А марок, в том числе и очень необычных, навыпускали множество. Взять хотя бы марки с Манкалинена, у которых номинал определялся запахом. Не пятицентовые, скажем, или пятидолларовые, или даже стодолларовые марки, а марки с запахом роз — для местной почты, марки с запахом сыра — для межпланетной корреспонденции внутри звездной системы, и еще один вид для межзвездных пересылок — эти воняли так, что человеку за сорок шагов становилось дурно. Или выпуски с Альгейба, отпечатанные цветами, которые человеческому глазу не дано видеть — хуже всего то, что номиналы на них были напечатаны этими же цветами. А взять ту знаменитую классическую серию, выпущенную — разумеется, нелегально — пиратами с Леониды; вместо бумаги они использовали обработанную кожу землян, попавших некогда в их лапы…
Паккер сидел, уронив подбородок на грудь и прислушиваясь к нарушающему тишину тиканью часов, безнадежно утерянных где-то в завалах коллекционного материала.
Марки дали ему новую жизнь, причем жизнь, которой он был вполне доволен. Двадцать лет назад, когда умерла Мира и он продал свою долю акций экспортной компании, ему казалось, что жизнь кончилась, что ничего хорошего у него уже не будет. Однако сейчас марки увлекали его даже больше, чем в свое время экспортный бизнес — и это просто благословение, да, именно благословение.
Продолжая сидеть, Паккер с теплой признательностью вспоминал свою коллекцию, спасшую его от пучины одиночества, вернувшего ему интерес к жизни и словно бы омолодившую его.
А затем он уснул.
Разбудил его звонок в дверь, и Паккер, протирая глаза, пошел открывать.
У порога стояла вдова Фоше с маленькой кастрюлькой в руках. Она протянула ее Паккеру и затараторила:
— Я все-таки подумала: наверно, бедняжке это понравится. Тут немного бульона, что я приготовила. У меня всегда получается больше, чем нужно. Для одной так неудобно готовить…
Паккер взял кастрюльку у нее из рук.
— Спасибо, очень мило с вашей стороны.
Вдова бросила на него пристальный взгляд.
— Вы больны! — заявила она и шагнула через порог, заставив Паккера попятиться.
— Я вовсе не болен, — попытался отбиться Паккер. — Я просто заснул в кресле, а так со мной все в порядке.
Она протянула пухлого руку и потрогала его лоб.
— Да у вас температура! Вы просто горите!
— Ничего у меня нет! — не выдержал Паккер. — Говорю же я вам: я просто уснул.

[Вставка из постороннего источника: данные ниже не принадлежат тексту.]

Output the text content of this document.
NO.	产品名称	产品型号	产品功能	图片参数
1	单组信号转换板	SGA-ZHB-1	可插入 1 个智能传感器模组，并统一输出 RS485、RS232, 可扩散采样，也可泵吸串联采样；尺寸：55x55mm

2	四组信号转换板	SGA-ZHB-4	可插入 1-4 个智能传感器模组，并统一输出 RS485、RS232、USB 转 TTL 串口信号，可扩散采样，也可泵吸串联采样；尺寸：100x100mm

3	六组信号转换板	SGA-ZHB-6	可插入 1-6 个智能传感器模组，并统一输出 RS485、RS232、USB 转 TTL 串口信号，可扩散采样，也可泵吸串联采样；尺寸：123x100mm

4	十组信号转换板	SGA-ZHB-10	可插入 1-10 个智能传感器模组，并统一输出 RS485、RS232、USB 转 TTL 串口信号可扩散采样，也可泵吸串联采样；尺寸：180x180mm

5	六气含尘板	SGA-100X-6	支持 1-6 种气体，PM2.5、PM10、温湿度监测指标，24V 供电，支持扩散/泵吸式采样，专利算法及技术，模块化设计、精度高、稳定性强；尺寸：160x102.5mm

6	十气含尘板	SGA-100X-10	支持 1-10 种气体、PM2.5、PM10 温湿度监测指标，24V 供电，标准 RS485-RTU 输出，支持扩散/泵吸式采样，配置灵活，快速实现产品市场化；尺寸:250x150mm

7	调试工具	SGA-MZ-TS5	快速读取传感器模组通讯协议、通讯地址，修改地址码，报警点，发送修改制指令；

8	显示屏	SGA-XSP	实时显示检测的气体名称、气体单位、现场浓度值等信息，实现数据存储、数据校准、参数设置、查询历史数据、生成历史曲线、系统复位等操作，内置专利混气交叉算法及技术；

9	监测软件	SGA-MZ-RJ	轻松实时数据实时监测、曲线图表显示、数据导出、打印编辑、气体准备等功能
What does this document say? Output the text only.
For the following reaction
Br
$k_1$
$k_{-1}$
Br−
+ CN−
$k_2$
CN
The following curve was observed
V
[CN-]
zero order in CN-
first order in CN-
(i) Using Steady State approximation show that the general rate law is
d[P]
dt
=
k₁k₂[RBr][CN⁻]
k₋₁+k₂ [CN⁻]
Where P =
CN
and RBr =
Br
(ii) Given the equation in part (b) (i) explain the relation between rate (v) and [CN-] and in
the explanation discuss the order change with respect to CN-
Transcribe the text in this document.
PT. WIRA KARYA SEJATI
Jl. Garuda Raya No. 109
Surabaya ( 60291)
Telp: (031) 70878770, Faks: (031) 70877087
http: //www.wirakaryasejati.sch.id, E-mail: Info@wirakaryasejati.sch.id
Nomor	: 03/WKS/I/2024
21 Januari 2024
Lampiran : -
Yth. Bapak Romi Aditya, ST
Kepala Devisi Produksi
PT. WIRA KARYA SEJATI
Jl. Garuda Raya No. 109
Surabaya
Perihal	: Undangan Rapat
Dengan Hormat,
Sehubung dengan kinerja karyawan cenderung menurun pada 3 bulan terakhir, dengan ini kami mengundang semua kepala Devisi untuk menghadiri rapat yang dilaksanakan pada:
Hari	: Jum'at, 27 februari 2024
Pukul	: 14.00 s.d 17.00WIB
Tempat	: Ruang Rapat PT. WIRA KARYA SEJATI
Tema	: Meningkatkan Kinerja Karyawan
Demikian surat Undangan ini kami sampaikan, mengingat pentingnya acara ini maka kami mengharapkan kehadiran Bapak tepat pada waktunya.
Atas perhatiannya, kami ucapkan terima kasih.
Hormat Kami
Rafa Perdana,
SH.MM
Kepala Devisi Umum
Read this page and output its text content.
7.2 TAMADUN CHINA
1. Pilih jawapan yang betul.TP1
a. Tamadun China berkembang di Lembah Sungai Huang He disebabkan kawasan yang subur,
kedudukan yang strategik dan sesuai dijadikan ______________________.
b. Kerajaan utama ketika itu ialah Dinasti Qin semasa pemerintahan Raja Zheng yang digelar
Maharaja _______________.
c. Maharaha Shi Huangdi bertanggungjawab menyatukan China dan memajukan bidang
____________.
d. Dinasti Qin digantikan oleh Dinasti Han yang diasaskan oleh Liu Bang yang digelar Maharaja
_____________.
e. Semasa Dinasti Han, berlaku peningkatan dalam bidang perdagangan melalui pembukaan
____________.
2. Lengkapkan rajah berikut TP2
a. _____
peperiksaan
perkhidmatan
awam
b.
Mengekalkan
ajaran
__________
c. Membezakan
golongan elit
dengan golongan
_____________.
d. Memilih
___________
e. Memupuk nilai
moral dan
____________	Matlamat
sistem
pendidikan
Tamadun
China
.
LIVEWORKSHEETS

Вдова Фоше обогнула его и, пробравшись между стопками коробок, ворвалась в комнату. Паккер только успел подумать: «Боже, она таки проникла в квартиру! Как же ее теперь выдворить?»
— Ну-ка, идите сюда и садитесь, — приказала вдова. — Термометра, надо полагать, у вас нет?
Паккер, уже покорившись судьбе, покачал головой.
— И не было. Я никогда не болел.
Вдова Фоше вдруг взвизгнула, подпрыгнула и неуклюжим галопом понеслась к выходу. На полпути она споткнулась о тяжелую картонную коробку и растянулась на полу, но торопливо вскочила и, что-то проверещав напоследок, вылетела на лестничную площадку.